Business leaders key to rebuilding trust in society

Former Lloyd’s CEO advocates for a new kind of business

Inga Beale 482x271

Businesses must play a role in repairing a “breakdown in trust in society”, according to former Lloyd’s of London chief executive Inga Beale.

After the UK referendum on Europe in 2016, Beale said she was “troubled” by the vote and began questioning how the UK had become so polarised. At the subsequent World Economic Forum in Davos, Chinese and Indian leaders took centre stage, talking about globalisation and reducing barriers. Meanwhile, the freshly elected President of the US Donald Trump wanted to build walls “metaphorical and otherwise”.

“At Davos, you could see the world turned on its head,” Beale said during her keynote at EUROUT, an event organised by London Business School’s Out in Business club.

In order to move forward, she said leaders in all walks of life need to understand that there has been a breakdown in trust.

“We are not trusted anymore. We've got to talk about policies, we’ve got to start talking to broader society, beyond employee base,” she said.

“This isn’t good enough and our role is going to dramatically change. No longer can business leaders remain quiet.

“I don’t want to go into politics but I do want to influence society as a business leader because we have to build trust again.”

Beale argued that too many businesses pay lip service to issues like gay rights and diversity, while their boards remain old, white and male. Simply throwing money at an issue like diversity is not a solution either, she said. Leaders need to leave their comfort zones to create dialogues on important issues.

Senior individuals can effect lasting change through their own behaviour and a willingness to invest their own time in challenging the status quo, Beale said – but it has to be genuine.

In her tenure at Lloyd’s, Beale is credited with modernising what remains the largest and most successful international insurance market.
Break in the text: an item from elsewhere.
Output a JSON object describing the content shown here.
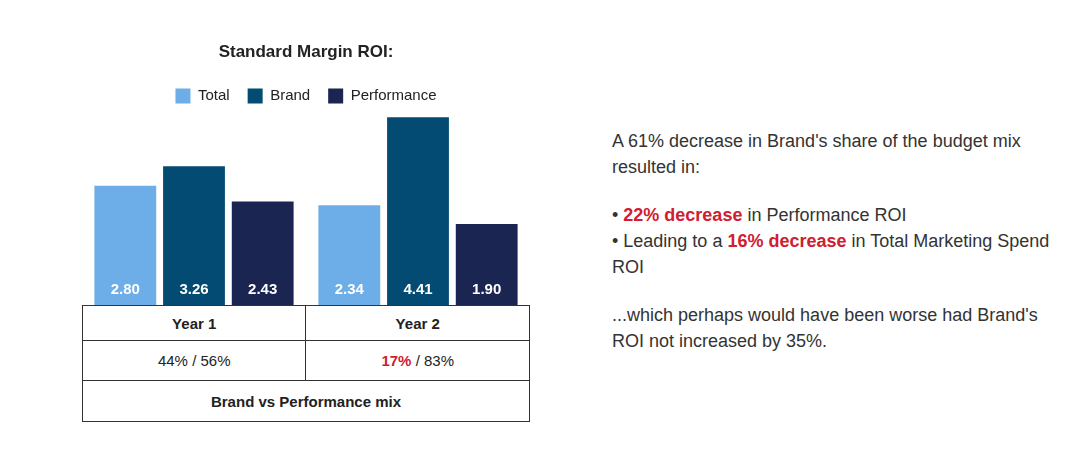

She oversaw the switch from paper-based trading and the establishment of a Brussels office. Along with almost 50 insurers, her legacy includes an agreement to create a more open and inclusive industry.

A report compiled in 2017 found that only 5% of executive directors in insurance were women compared to 21% in the FTSE100.

At this year’s EUROUT, Beale spoke frankly about being “bisexual” in a traditionally straight male business. EUROUT is Europe’s leading LGBTQ conference for graduate students, MBAs, PhDs and alumni from top business schools.